謝申一只手還覆在江棠棠頭上輕揉,另一手抄手機撥出電話。

“貨梯什麽時候能修好?”

“修好之前暫停裝修,不要再影響其他客人。”

“這些細則問題我不希望以後重申第二遍。”

江棠棠微微擡眸觀察他,見他蹙著眉,連眸色都染了一層寒意。她仿佛能想象到電話那頭的人正戰戰兢兢地應答。

平日裏他也一副高冷相,但絕不是現在這幅嚴厲模樣。

這個男人,一切換進工作狀態,真是令人膽戰心驚的。
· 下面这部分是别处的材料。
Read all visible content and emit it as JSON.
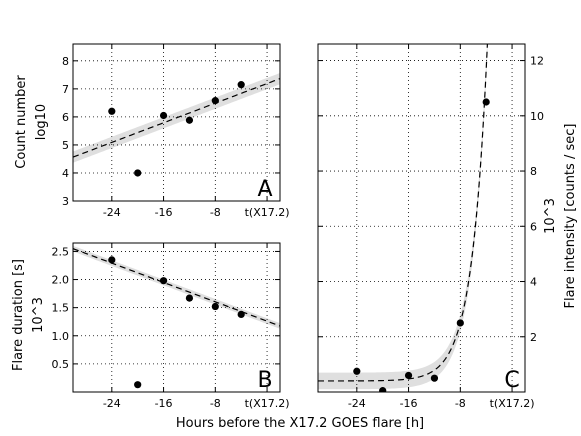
{
  "figure": {
    "xlabel": "Hours before the X17.2 GOES flare [h]",
    "x_tick_labels": [
      "-24",
      "-16",
      "-8",
      "t(X17.2)"
    ]
  },
  "chart_data": [
    {
      "panel": "A",
      "type": "scatter",
      "ylabel_lines": [
        "Count number",
        "log10"
      ],
      "xlim": [
        -30,
        2
      ],
      "ylim": [
        3,
        8.6
      ],
      "x_ticks": [
        -24,
        -16,
        -8,
        0
      ],
      "x_tick_labels": [
        "-24",
        "-16",
        "-8",
        "t(X17.2)"
      ],
      "y_ticks": [
        3,
        4,
        5,
        6,
        7,
        8
      ],
      "points": [
        {
          "x": -24,
          "y": 6.2
        },
        {
          "x": -20,
          "y": 4.0
        },
        {
          "x": -16,
          "y": 6.05
        },
        {
          "x": -12,
          "y": 5.88
        },
        {
          "x": -8,
          "y": 6.58
        },
        {
          "x": -4,
          "y": 7.15
        }
      ],
      "fit": {
        "type": "linear",
        "slope": 0.0875,
        "intercept": 7.19,
        "dashed": true,
        "band": 0.2
      },
      "grid": true
    },
    {
      "panel": "B",
      "type": "scatter",
      "ylabel_lines": [
        "Flare duration [s]",
        "10^3"
      ],
      "xlim": [
        -30,
        2
      ],
      "ylim": [
        0,
        2.65
      ],
      "x_ticks": [
        -24,
        -16,
        -8,
        0
      ],
      "x_tick_labels": [
        "-24",
        "-16",
        "-8",
        "t(X17.2)"
      ],
      "y_ticks": [
        0.5,
        1.0,
        1.5,
        2.0,
        2.5
      ],
      "y_tick_labels": [
        "0.5",
        "1.0",
        "1.5",
        "2.0",
        "2.5"
      ],
      "points": [
        {
          "x": -24,
          "y": 2.35
        },
        {
          "x": -20,
          "y": 0.13
        },
        {
          "x": -16,
          "y": 1.98
        },
        {
          "x": -12,
          "y": 1.67
        },
        {
          "x": -8,
          "y": 1.52
        },
        {
          "x": -4,
          "y": 1.38
        }
      ],
      "fit": {
        "type": "linear",
        "slope": -0.043,
        "intercept": 1.26,
        "dashed": true,
        "band": 0.05
      },
      "grid": true
    },
    {
      "panel": "C",
      "type": "scatter",
      "ylabel_lines": [
        "10^3",
        "Flare intensity [counts / sec]"
      ],
      "xlim": [
        -30,
        2
      ],
      "ylim": [
        0,
        12.6
      ],
      "x_ticks": [
        -24,
        -16,
        -8,
        0
      ],
      "x_tick_labels": [
        "-24",
        "-16",
        "-8",
        "t(X17.2)"
      ],
      "y_ticks": [
        2,
        4,
        6,
        8,
        10,
        12
      ],
      "points": [
        {
          "x": -24,
          "y": 0.75
        },
        {
          "x": -20,
          "y": 0.05
        },
        {
          "x": -16,
          "y": 0.6
        },
        {
          "x": -12,
          "y": 0.5
        },
        {
          "x": -8,
          "y": 2.5
        },
        {
          "x": -4,
          "y": 10.5
        }
      ],
      "fit": {
        "type": "exponential",
        "baseline": 0.4,
        "amplitude": 2.1,
        "x_ref": -8,
        "rate": 0.42,
        "dashed": true,
        "band": 0.3
      },
      "grid": true
    }
  ]
}
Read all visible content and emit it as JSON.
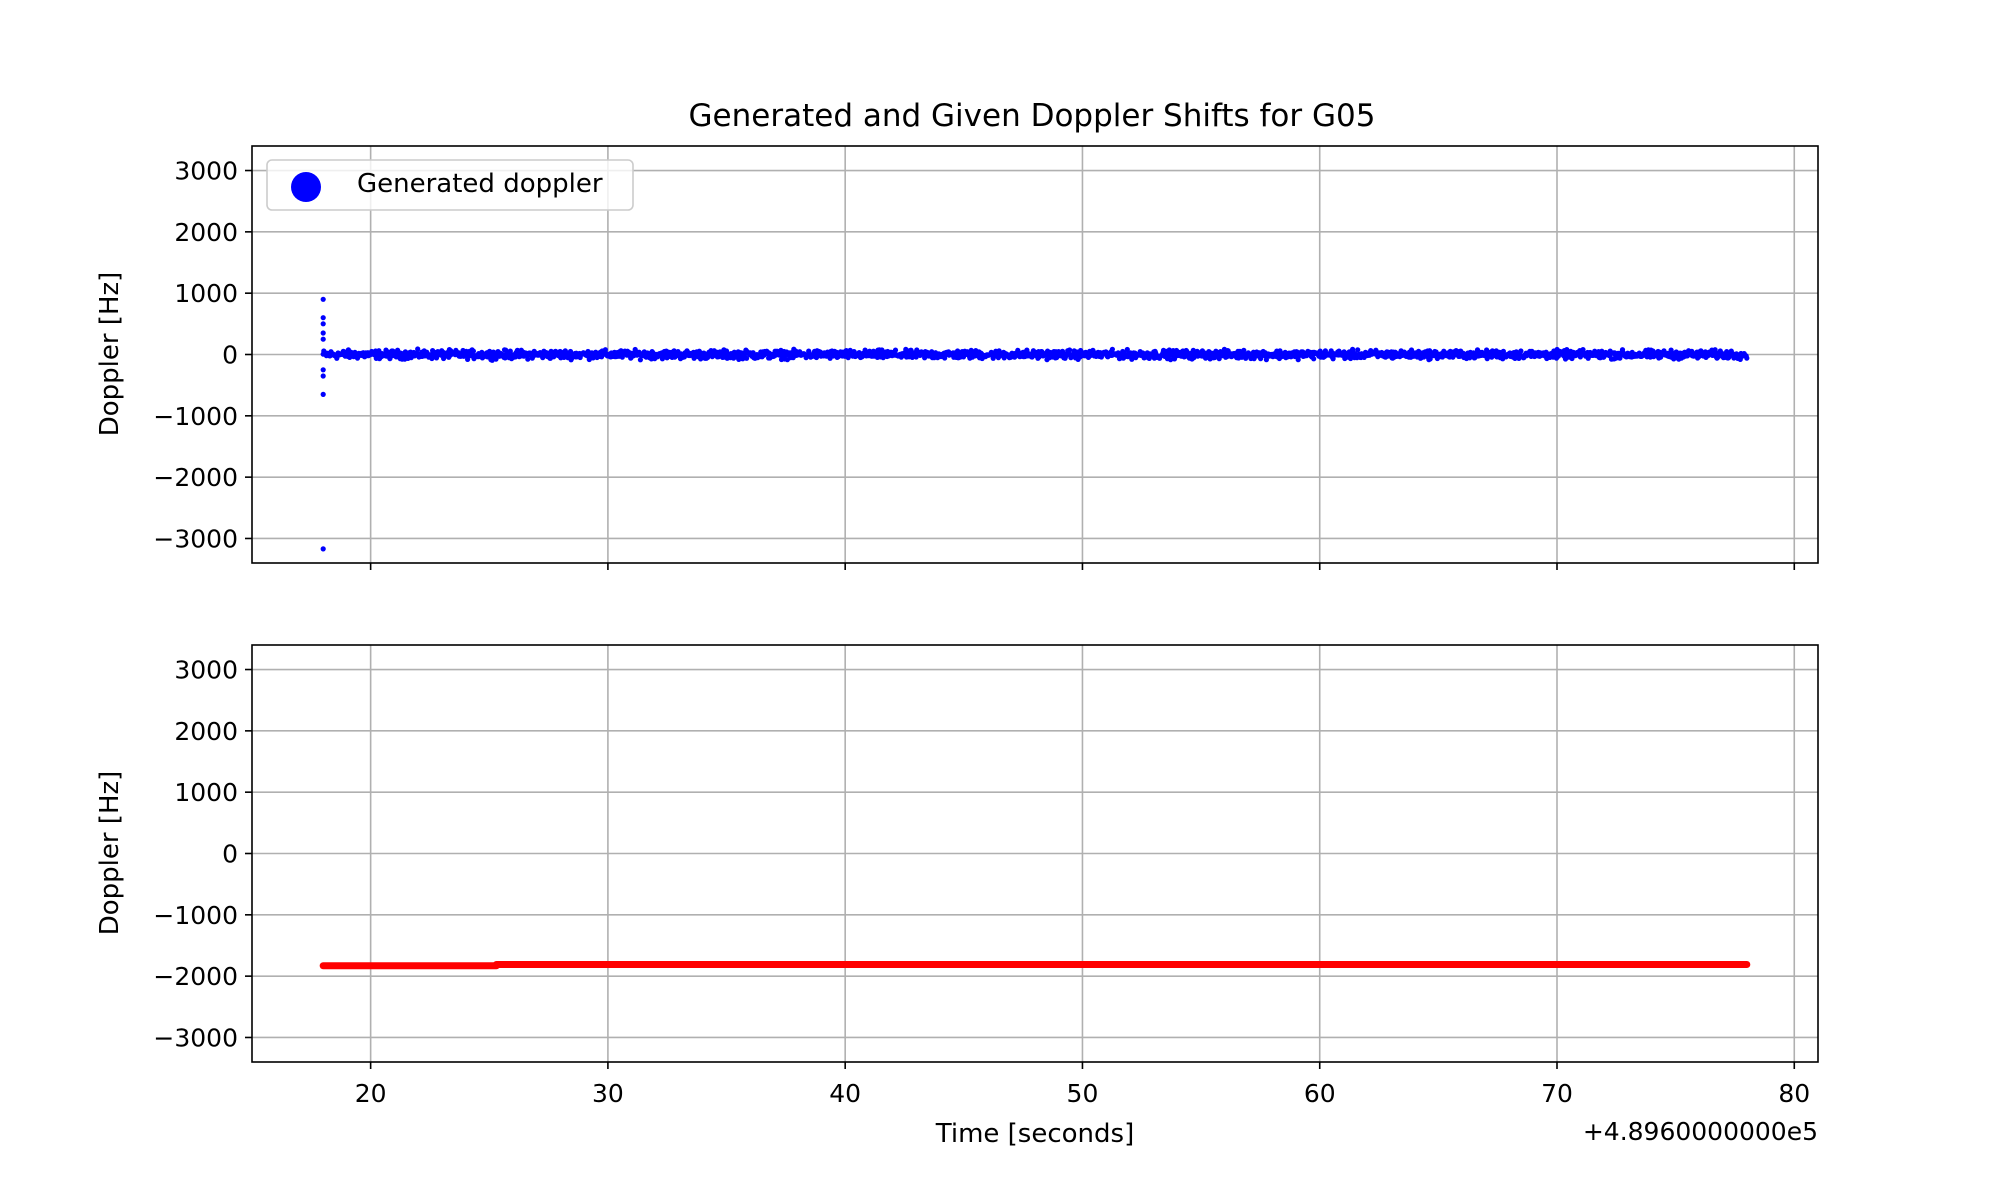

如果她是他的下屬,見到他大概第一反應會是拔腿就跑。

她被自己這個假設嚇得縮了縮腦袋。

謝申察覺到手上揉的地方自己挪開了,側肩看過去一眼,沈聲道:“別亂動。”

手又貼上去繼續揉,掛下電話的時候看一眼那小團的白油漆,思索片刻,又按下電梯。

江棠棠出聲問:“還要去哪兒?”

他微擡下巴指向她頭上的白漆,“洗頭。”

江棠棠看他按下頂層數字,心道洗頭不是應該去理發店麽,想了想,想明白了。

“哇,你們這兒設施相當全面啊,頂樓居然還有理發店?”

謝申聞言一楞,默默翻了半個白眼。